The other nine landlords to have their V2 grades confirmed were: Bournemouth Churches Housing Association, Empowering People Inspiring Communities, Fairhive Homes, Framework Housing Association, Hightown Housing Association, Housing Plus Group, Longhurst Group, Nehemiah United Churches Housing Association and Worthing Homes.

A V2 grade means the landlord has the financial capacity to deal with a reasonable range of adverse scenarios, but needs to manage material risks carefully to ensure it continues to meet the RSH’s viability requirements.

A V3 or V4 means a landlord does not meet these requirements. 

These latest annual stability checks come after the English regulator told Inside Housing’s Regulation and Governance Conference last month that the social housing sector’s financial position is heading towards the same sort of space as the 2008 financial crisis.

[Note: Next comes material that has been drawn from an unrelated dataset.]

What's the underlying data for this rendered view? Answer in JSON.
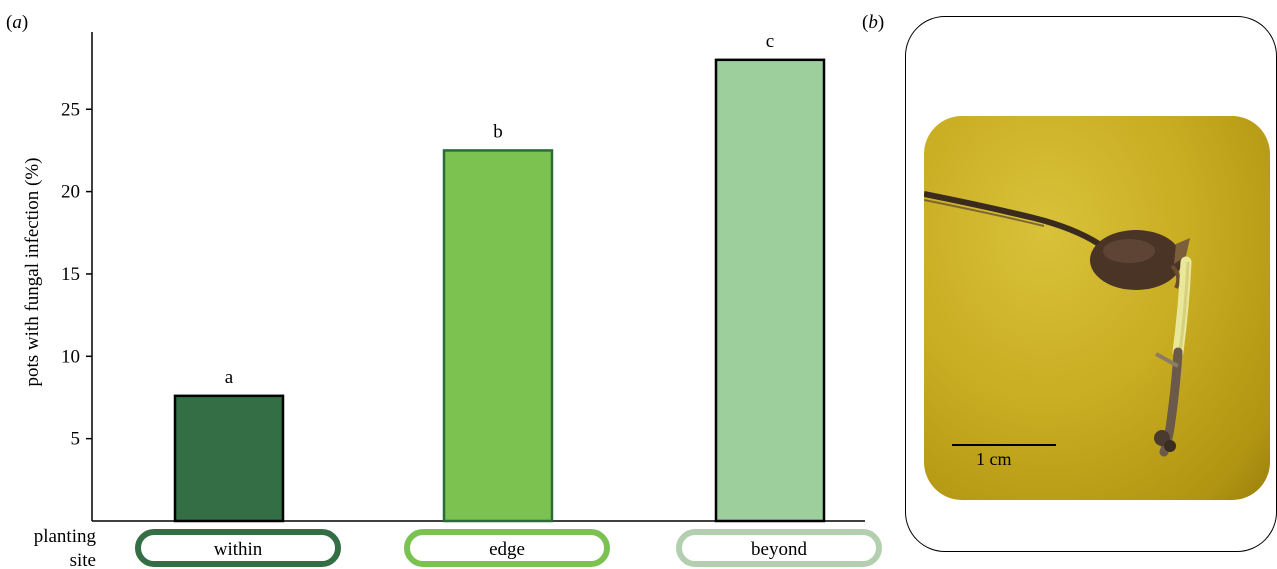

Jonathan Walters, deputy chief executive at the RSH, said “we’re not there yet”, but there is “no doubt” of the significant financial pressures facing providers.

Mr Walters was speaking during a session that featured the regulators and the Housing Ombudsman discussing the multiple demands on spend that the sector is facing. 

He referred to the RSH’s latest annual Sector Risk Profile as “25 pages of depression, doom and gloom”. 

In it, the regulator reported that the cost of servicing debt exceeded net earnings across the sector for the first time since 2009.

The English regulator carries out stability checks on all housing associations and other private registered providers that own 1,000 or more homes.

The checks do not include local authorities because the RSH’s Governance and Financial Viability Standard does not apply to them.